И те и другие, полностью подтверждая моё первое представление о Меклере, приводили веские аргументы в свою пользу, но никто не обвинял учёного в некомпетентности или шарлатанстве, хотя наряду с самыми восторженными отзывами встречались довольно осторожные и даже активно неприязненные оценки. Что ж, сомнения и противоположные взгляды – нормальное дело в научном мире, но при чём же здесь практически полное выключение неординарного учёного из научной жизни целой страны?
Весь трагизм ситуации в характере Меклера, – объясняли мне знающие все тонкости этой необычной истории учёные, – максималистском, колючем, нетерпимом. В его полном неумении быть дипломатом хотя бы иногда. Он мог принести в солидный научный журнал статью объёмом в 50 страниц и, когда её с радостью принимали, наотрез отказаться, поскольку для печати требовалось не более 10 страниц, а он не желал поступиться и строкой. Работая в Онкологическом центре АМН СССР, мог без раздумий на представительном учёном совете во всеуслышание заявить, что завлаб Н. «даром штаны протирает и за 10 лет ничего путного в науке не сделал». Мог задержать летом намеченный отпуск своим подчинённым только потому, что заканчивался важный многолетний эксперимент, и сотрудники (включая и его самого) работали у него до ночи. Не всем, естественно, это нравилось.

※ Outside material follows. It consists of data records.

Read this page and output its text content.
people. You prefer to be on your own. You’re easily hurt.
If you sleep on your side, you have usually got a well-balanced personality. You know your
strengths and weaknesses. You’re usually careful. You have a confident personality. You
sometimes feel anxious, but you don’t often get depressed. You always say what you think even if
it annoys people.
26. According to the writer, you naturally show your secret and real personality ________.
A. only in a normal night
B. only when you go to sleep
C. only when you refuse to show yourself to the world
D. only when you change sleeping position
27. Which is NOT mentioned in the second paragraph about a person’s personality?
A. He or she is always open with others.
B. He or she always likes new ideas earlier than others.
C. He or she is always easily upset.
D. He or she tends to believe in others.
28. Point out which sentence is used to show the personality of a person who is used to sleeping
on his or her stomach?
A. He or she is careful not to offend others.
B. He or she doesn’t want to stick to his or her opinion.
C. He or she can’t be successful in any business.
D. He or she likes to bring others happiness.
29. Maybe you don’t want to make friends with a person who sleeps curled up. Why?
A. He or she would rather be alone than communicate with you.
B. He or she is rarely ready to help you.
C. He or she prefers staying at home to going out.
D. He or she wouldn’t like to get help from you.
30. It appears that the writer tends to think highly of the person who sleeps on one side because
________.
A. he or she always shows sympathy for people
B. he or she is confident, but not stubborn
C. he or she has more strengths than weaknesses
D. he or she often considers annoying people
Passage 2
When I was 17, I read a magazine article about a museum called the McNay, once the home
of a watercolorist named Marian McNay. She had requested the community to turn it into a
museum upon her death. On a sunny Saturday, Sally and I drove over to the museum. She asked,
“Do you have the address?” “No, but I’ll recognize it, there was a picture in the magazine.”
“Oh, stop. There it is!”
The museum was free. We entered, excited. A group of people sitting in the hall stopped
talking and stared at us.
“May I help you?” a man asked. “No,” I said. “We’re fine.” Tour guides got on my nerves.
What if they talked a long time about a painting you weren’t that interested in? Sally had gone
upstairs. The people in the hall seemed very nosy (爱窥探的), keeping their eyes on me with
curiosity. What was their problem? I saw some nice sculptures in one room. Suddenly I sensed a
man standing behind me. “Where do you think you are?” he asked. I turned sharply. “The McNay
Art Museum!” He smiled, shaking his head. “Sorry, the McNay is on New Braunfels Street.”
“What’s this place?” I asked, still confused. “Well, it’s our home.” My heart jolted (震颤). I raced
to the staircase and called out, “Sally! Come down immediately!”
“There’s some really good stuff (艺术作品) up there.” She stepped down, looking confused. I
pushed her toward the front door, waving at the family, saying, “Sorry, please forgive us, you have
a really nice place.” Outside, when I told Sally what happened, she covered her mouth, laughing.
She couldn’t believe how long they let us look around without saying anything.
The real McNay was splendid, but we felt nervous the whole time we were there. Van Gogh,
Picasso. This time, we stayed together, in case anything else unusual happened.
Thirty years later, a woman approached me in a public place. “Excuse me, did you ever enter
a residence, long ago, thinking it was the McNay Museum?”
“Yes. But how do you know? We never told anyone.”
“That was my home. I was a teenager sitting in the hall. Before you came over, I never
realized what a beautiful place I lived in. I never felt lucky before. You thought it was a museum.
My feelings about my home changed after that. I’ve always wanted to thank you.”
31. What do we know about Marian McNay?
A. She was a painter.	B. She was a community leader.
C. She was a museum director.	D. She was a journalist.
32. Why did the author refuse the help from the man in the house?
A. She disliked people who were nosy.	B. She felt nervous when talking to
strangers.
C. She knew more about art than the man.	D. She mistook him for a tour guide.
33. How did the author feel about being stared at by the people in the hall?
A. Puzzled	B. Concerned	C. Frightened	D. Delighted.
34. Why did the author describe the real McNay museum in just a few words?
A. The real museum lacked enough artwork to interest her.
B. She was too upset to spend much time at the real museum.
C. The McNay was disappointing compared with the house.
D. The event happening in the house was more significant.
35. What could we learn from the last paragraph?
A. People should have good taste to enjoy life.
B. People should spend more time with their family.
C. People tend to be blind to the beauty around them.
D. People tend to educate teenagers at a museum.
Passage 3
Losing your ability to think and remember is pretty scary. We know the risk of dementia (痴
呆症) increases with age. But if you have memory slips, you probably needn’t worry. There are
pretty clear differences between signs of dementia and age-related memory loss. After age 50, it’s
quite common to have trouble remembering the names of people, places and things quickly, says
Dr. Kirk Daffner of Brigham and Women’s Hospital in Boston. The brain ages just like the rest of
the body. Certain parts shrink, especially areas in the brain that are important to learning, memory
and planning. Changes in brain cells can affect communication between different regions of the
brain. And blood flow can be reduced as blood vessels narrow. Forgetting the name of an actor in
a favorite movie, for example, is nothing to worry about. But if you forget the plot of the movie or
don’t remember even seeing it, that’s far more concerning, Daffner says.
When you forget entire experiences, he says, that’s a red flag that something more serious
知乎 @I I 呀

Неудобные люди. Неуживчивые, создающие напряжённость в коллективах и большие неудобства для начальников и чиновников, – как борются порой с ними, как упорно стараются переделать или, если не получается, выжить! Прекрасно зная, что личности неординарные, занятые лишь своим делом, полностью ему отдающиеся и считающие его самым важным ни свете, не умеют и не желают ни притворяться, ни лицемерить, ни лавировать. И поэтому в конце концов, несмотря на их отчаянное сопротивление, от них всё же избавляются. Ибо в закулисной борьбе, в подлых служебных интригах такие действительно более всех уязвимы. А избавившись наконец от такого неугодного, вздыхают с облегчением, успокаивая себя и окружающих тем, что, мол, общее дело от этого только выиграло, а незаменимых не бывает.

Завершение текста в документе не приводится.